Since the second half of October, all major eurozone countries have entered a partial lockdown. This second round of lockdowns will lead to a deep contraction in the eurozone economy, but will be much less sharp than during the first round of lockdowns earlier this year. The lockdowns are less severe this time, and the most affected sectors are already operating at a lower level of capacity. In addition, manufacturing and trade will be more resilient because factories will remain open, while key Asian economies (that have the virus under control) are currently experiencing a strong recovery. Another reason for the less severe hit is that individuals and companies have adjusted to the virus compared to the first wave. The duration of the second round of lockdowns will vary from country to country. We expect the current restrictions in the eurozone to remain more or less at the current level until February 2021. The reason why we expect the current round of lockdown restrictions to be in place for a longer period than the first wave of lockdown measures in March-April is due to seasonality patterns common to coronaviruses and governments’ likely wanting to avoid a potential third wave of COVID-19.

The US is arguably in the third wave of infections and the spectre of regional lockdowns has increased in tandem with rising hospitalizations. We think that states that account for roughly a third of the economy will likely go into lockdown.

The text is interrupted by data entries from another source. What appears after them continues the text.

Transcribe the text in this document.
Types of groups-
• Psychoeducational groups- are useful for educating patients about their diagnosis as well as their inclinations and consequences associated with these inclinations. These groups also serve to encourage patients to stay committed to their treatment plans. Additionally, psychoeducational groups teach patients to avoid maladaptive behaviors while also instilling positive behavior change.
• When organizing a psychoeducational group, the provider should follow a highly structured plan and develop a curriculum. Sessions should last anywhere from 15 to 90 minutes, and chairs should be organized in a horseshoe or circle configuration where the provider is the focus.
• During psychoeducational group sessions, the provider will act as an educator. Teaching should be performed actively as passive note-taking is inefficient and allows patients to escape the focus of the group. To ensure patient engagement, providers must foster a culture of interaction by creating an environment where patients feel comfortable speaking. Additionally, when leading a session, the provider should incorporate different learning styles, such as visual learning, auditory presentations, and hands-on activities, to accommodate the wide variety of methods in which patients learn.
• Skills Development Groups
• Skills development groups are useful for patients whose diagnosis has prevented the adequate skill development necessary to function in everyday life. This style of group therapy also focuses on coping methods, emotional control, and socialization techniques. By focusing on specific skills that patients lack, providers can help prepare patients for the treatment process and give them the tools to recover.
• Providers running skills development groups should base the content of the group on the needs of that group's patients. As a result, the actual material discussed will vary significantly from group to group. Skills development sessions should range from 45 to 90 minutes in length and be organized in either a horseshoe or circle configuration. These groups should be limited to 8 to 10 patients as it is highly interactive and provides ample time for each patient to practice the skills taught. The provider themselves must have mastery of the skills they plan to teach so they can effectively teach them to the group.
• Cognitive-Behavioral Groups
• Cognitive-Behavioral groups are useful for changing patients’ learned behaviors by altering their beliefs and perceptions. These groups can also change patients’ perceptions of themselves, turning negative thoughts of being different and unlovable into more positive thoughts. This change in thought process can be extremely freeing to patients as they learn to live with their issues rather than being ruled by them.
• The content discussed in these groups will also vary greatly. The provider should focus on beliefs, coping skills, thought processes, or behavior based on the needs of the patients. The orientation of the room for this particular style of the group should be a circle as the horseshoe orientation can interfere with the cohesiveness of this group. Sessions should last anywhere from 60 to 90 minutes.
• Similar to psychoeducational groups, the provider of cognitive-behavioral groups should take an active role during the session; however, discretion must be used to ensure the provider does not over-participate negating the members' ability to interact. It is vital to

The rollout of an effective vaccine to the vulnerable and key workers will coincide with a significant lifting of restrictions in Q2 of next year and especially Q3. Better and faster COVID-19 testing mechanisms, as well as therapeutics will also help further unwound restrictions. This will trigger rapid economic growth in both Europe and the US from around Q2 onwards. See below for an indicative path for eurozone restrictions:

However, to truly get back to ‘normal’, or a situation in which all concerns around social distancing are eliminated (the stringency index returns back to zero), building herd immunity will be arguably required. Herd immunity refers to “the protection of susceptible individuals against an infection when a sufficiently large proportion of immune individuals exist in a population. In other words herd immunity is the inability of infected individuals to propagate an epidemic outbreak due to lack of contact with sufficient numbers of susceptible individuals” (Omer et al., 2020). Herd immunity is a safe way to protect people who are unable to receive a vaccine—they are either too young or they are immunocompromised. The herd immunity threshold for SARS-CoV-2 is estimated to be ~67% assuming the basic reproductive number (R0) is still three (i.e., one infected individual infects three new individuals). Based on this figure, ~5 billion vaccine doses are required for a single dose vaccine, or possibly ~10 billion in case of two-dose vaccines, assuming a vaccine is 100% effective.

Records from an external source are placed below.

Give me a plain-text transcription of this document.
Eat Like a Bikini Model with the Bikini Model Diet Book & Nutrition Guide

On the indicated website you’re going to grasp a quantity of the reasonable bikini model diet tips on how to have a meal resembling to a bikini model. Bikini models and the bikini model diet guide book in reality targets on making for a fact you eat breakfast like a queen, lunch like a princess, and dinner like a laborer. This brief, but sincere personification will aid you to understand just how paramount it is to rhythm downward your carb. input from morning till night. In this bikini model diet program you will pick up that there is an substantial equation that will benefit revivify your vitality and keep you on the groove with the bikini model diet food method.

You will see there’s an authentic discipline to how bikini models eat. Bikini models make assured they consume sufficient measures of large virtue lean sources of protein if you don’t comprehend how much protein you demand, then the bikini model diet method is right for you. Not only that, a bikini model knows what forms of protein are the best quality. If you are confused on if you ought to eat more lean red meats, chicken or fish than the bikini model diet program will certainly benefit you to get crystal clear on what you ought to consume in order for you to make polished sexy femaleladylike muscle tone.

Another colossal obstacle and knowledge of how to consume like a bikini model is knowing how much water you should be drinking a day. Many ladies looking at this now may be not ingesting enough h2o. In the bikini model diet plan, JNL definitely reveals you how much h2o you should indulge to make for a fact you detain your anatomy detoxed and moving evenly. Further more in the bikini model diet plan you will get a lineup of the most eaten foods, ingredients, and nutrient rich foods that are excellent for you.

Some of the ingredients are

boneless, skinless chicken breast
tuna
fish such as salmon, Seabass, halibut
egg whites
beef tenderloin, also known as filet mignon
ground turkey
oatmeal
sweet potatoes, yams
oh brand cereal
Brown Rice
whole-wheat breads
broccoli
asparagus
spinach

The ability to induce herd immunity on the population will ultimately depend on how effective vaccines are and how many people are willing to accept getting vaccinated. If most vaccine candidates demonstrate 94-95% effectiveness as the Pfizer/BioNTech and Modern RNA-based products have shown in their interim efficacy analyses, then developments on that front look promising.

Another thing to keep in mind, however, is that vaccines may be effective at protecting against severe disease, but they may not protect against shedding. People inoculated with the vaccine may still get mild or asymptomatic infections and be able to spread the virus to others. Given that this is a respiratory virus, it is possible that a vaccine will make people less symptomatic, but they could still be infectious to others. This situation would elongate the return to ‘normal’ as it would imply that larger parts of the population would require a vaccine in order to protect the immunocompromised.

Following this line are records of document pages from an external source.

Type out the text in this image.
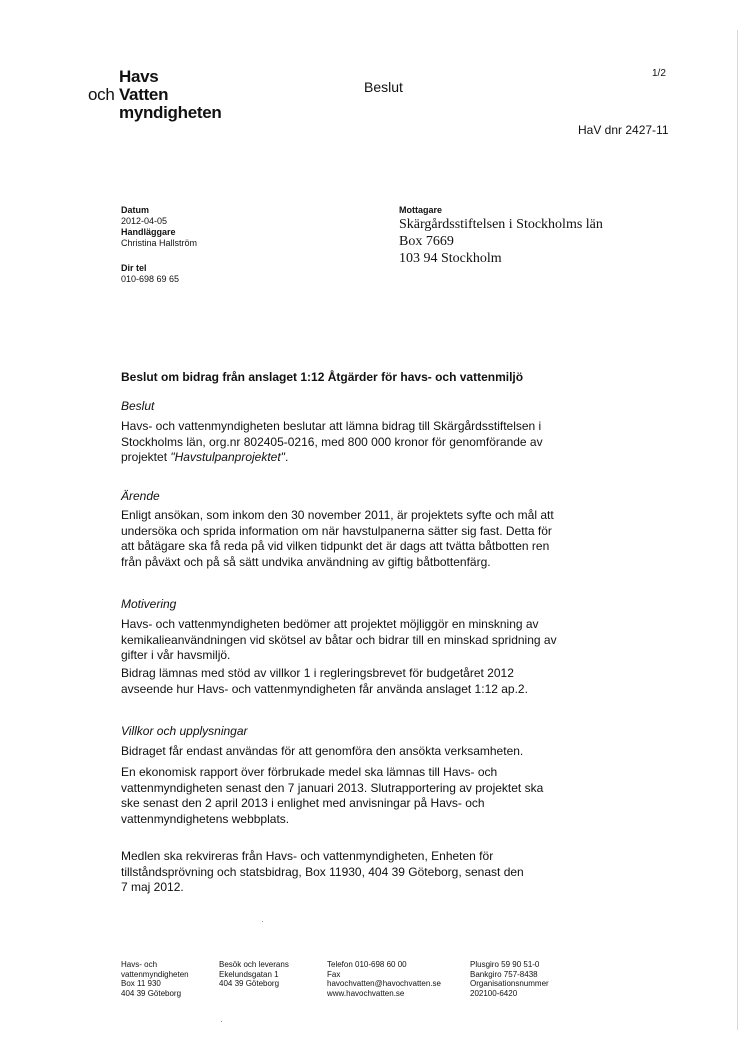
Havs
och Vatten
myndigheten
Beslut
1/2
HaV dnr 2427-11
Datum
2012-04-05
Handläggare
Christina Hallström
Dir tel
010-698 69 65
Mottagare
Skärgårdsstiftelsen i Stockholms län
Box 7669
103 94 Stockholm
Beslut om bidrag från anslaget 1:12 Åtgärder för havs- och vattenmiljö
Beslut
Havs- och vattenmyndigheten beslutar att lämna bidrag till Skärgårdsstiftelsen i
Stockholms län, org.nr 802405-0216, med 800 000 kronor för genomförande av
projektet "Havstulpanprojektet".
Ärende
Enligt ansökan, som inkom den 30 november 2011, är projektets syfte och mål att
undersöka och sprida information om när havstulpanerna sätter sig fast. Detta för
att båtägare ska få reda på vid vilken tidpunkt det är dags att tvätta båtbotten ren
från påväxt och på så sätt undvika användning av giftig båtbottenfärg.
Motivering
Havs- och vattenmyndigheten bedömer att projektet möjliggör en minskning av
kemikalieanvändningen vid skötsel av båtar och bidrar till en minskad spridning av
gifter i vår havsmiljö.
Bidrag lämnas med stöd av villkor 1 i regleringsbrevet för budgetåret 2012
avseende hur Havs- och vattenmyndigheten får använda anslaget 1:12 ap.2.
Villkor och upplysningar
Bidraget får endast användas för att genomföra den ansökta verksamheten.
En ekonomisk rapport över förbrukade medel ska lämnas till Havs- och
vattenmyndigheten senast den 7 januari 2013. Slutrapportering av projektet ska
ske senast den 2 april 2013 i enlighet med anvisningar på Havs- och
vattenmyndighetens webbplats.
Medlen ska rekvireras från Havs- och vattenmyndigheten, Enheten för
tillståndsprövning och statsbidrag, Box 11930, 404 39 Göteborg, senast den
7 maj 2012.
Havs- och
vattenmyndigheten
Box 11 930
404 39 Göteborg
Besök och leverans
Ekelundsgatan 1
404 39 Göteborg
Telefon 010-698 60 00
Fax
havochvatten@havochvatten.se
www.havochvatten.se
Plusgiro 59 90 51-0
Bankgiro 757-8438
Organisationsnummer
202100-6420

If in the back half of next year governments are successful in deploying a set of vaccines and are able to reduce disease in the elderly to be similar to that in the young, we can move into something that resembles normality. However, because of all the steps in between related to getting manufacturing capacity and logistics up to speed, as well as convincing the public to get inoculated, it is unlikely that herd immunity will be achieved until at least H1 2022.